History Professor Steven Levine is a specialist in East Asian affairs at the University of Montana. Fluent In Chinese, Levine was partly responsible for bringing the Confucius Institute to the state, a decision he now says was a “mistake” that has opened the door to Beijing soft power.

"When I was at the Mansfield Center as Associate Director, I was partly responsible for bringing the Confucius Institute to the University of Montana, and, frankly, now I regret it because the Confucius institute, which is not particularly active actually at UM, is in fact an instrument of Chinese soft power."
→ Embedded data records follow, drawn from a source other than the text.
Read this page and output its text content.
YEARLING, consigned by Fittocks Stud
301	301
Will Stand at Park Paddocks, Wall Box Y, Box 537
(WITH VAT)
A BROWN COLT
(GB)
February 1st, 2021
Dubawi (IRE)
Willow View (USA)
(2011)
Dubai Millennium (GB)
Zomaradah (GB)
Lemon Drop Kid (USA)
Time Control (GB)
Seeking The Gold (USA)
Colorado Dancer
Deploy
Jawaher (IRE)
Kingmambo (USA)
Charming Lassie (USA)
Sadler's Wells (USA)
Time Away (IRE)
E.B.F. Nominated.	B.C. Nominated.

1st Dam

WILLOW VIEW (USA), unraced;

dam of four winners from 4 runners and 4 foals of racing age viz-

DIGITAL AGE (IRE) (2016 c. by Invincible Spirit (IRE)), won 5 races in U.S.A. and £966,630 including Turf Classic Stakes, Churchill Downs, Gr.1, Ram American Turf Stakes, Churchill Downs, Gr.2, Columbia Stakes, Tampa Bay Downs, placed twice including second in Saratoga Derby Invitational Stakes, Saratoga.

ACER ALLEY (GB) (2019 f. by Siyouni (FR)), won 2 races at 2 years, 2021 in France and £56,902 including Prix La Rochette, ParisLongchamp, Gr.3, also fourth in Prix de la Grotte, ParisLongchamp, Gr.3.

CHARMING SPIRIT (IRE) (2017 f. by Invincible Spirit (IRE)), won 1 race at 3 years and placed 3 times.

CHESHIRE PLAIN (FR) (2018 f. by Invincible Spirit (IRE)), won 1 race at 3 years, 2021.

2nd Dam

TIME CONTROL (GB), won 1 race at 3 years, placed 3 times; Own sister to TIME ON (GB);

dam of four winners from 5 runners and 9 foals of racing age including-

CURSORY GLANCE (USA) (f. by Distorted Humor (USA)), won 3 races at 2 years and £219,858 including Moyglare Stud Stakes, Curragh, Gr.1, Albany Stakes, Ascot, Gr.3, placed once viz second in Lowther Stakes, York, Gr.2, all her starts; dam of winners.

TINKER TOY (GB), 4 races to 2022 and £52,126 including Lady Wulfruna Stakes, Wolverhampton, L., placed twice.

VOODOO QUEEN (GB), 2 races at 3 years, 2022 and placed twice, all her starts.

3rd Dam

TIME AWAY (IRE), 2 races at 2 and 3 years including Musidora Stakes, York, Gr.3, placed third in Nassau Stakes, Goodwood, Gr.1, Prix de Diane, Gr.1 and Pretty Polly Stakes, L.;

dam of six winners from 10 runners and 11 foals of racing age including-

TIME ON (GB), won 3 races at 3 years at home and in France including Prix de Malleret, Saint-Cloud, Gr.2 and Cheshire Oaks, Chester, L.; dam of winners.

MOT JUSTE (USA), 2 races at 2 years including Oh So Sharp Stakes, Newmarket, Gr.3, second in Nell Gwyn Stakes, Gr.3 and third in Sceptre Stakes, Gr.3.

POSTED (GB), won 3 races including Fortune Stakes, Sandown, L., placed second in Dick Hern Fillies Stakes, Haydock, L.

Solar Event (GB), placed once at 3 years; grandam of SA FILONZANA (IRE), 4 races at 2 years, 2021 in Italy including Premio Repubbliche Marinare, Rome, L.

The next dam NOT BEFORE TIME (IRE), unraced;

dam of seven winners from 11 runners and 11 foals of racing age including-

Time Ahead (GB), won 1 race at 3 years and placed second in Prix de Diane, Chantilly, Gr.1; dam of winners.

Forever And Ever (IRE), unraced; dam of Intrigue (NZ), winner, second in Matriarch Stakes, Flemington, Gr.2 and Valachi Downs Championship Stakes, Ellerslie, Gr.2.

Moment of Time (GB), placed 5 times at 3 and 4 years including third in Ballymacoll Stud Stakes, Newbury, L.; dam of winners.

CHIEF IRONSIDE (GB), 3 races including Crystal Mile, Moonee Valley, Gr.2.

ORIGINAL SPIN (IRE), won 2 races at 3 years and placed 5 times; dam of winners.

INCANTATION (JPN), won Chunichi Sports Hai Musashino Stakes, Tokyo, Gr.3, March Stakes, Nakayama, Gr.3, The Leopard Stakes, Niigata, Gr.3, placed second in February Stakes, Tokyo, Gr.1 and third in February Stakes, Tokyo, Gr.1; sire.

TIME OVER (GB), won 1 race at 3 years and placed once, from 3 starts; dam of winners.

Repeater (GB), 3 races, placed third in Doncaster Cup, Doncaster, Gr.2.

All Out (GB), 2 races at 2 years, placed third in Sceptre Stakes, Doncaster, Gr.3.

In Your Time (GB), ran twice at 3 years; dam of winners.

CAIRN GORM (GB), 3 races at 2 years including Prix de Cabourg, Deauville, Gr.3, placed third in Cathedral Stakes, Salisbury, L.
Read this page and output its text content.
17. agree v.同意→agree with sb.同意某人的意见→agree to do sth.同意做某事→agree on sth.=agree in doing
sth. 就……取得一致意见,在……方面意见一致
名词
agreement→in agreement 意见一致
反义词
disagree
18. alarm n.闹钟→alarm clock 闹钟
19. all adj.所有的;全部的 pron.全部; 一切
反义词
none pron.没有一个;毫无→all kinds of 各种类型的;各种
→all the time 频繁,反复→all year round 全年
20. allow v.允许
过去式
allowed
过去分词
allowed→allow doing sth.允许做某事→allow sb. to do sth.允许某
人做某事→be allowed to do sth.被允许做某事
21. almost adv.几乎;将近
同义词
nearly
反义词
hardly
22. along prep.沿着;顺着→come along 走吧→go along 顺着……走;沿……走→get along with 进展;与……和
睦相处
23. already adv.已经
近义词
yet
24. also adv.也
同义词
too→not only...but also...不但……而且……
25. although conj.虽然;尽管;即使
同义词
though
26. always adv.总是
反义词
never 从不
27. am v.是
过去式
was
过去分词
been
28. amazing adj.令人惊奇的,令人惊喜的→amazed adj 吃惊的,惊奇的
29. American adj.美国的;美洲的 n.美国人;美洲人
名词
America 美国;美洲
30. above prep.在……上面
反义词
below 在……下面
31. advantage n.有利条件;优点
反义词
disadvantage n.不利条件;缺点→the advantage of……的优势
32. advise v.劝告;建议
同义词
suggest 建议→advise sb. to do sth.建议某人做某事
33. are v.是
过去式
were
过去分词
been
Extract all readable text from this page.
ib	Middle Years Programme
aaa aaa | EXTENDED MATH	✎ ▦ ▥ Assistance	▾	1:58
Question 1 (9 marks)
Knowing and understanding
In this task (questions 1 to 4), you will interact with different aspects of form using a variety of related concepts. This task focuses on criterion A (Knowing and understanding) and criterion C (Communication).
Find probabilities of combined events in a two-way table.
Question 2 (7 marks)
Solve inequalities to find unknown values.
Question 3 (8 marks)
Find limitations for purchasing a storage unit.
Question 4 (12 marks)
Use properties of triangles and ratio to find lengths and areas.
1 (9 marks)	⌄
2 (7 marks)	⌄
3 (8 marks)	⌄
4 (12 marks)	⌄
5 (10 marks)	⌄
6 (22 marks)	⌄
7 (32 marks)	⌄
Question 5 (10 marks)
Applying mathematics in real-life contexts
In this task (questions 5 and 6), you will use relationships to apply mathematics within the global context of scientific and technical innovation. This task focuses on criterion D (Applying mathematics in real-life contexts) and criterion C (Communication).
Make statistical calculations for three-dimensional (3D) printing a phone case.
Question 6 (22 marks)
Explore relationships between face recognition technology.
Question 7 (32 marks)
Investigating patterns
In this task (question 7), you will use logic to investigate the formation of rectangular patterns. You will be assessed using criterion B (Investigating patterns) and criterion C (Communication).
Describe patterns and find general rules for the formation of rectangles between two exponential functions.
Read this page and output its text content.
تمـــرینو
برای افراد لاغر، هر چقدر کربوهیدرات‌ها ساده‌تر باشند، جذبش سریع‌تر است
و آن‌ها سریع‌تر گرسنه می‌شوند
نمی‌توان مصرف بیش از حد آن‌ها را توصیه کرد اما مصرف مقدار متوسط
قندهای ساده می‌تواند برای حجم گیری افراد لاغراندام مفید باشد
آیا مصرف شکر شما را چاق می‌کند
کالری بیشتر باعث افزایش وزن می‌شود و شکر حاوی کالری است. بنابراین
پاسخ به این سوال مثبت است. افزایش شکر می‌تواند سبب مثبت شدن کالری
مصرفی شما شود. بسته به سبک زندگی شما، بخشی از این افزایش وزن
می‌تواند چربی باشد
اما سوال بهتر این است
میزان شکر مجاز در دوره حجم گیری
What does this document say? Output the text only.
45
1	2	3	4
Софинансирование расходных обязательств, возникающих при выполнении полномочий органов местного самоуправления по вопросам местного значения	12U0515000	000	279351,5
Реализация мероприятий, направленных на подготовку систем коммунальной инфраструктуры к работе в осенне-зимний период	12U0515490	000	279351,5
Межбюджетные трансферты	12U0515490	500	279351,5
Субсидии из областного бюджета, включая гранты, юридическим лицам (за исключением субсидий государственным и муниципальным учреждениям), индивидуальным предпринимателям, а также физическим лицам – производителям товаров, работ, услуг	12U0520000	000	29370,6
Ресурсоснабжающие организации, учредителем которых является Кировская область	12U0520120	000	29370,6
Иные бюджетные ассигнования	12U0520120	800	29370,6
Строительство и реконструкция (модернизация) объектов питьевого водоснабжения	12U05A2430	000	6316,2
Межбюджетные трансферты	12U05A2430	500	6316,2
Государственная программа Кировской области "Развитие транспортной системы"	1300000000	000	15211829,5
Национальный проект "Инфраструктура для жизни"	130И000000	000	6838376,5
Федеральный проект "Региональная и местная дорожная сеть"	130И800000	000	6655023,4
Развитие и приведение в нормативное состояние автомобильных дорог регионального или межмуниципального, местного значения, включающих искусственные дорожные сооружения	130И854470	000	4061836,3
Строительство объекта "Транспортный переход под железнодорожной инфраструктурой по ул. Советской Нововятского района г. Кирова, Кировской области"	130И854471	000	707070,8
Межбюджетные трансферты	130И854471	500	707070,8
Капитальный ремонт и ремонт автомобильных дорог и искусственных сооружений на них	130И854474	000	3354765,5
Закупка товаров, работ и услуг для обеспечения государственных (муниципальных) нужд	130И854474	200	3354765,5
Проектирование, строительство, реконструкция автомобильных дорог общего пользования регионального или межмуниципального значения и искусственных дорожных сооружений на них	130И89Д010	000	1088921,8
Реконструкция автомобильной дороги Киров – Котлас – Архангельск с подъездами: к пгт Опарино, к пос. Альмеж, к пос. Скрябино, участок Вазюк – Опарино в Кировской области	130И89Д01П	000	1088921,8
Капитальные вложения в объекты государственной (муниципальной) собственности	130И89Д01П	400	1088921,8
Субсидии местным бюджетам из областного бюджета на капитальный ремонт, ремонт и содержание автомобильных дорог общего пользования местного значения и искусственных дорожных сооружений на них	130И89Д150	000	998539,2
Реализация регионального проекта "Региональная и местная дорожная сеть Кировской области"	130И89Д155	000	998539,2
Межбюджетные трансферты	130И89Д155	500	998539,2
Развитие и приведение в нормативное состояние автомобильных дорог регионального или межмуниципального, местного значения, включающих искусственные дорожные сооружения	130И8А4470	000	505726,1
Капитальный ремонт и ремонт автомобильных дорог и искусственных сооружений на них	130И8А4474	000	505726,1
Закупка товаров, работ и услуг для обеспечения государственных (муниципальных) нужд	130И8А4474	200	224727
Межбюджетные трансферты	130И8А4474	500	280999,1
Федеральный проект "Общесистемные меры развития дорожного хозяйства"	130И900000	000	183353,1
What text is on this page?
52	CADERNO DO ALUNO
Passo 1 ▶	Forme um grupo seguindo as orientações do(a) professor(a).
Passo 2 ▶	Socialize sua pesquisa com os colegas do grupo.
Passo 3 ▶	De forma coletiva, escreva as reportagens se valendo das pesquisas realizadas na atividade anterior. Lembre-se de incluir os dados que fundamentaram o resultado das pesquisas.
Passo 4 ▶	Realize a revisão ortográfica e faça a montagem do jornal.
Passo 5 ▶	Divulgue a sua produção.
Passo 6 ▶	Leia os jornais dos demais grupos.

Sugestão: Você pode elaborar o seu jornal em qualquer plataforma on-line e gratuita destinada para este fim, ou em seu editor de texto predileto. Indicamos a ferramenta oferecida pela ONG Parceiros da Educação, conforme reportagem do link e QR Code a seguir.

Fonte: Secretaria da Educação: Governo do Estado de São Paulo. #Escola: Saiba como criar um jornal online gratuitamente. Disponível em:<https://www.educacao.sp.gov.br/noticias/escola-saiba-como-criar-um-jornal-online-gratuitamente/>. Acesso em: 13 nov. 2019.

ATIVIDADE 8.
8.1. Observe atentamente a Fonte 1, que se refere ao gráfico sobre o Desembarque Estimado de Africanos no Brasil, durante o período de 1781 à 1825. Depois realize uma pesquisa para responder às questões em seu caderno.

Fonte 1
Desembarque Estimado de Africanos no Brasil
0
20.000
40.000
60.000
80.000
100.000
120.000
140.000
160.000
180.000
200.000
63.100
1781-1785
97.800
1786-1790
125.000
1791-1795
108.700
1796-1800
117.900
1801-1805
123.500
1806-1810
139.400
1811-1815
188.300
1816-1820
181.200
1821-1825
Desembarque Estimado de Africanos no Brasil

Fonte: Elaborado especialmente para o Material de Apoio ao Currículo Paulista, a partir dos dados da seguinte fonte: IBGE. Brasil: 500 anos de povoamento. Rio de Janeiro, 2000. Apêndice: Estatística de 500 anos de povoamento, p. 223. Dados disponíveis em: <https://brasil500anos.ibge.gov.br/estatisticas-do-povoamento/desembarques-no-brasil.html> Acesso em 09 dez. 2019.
Levine says the Confucius Institute offered money and language opportunities to the cash-strapped university, but he has come to be very critical of the educational structure of the institute.

"The teachers are very carefully vetted to make sure that they don't differ one syllable from any of the official lines in Beijing," Levine said. "As you get beyond the basic 'ABCs,' so to speak, of Chinese, the books that are used and the teachers that are teaching them are forbidden by their contract from speaking about things like Tibet, for example, or Taiwan, or Liu Xiaobo, the Noble Prize winner that just died. They are constrained and censored basically."

Levine says it is “unfortunate” that Montana’s education system cannot supply language teachers and funds to teach one of the world’s most important languages, rather than rely on Beijing.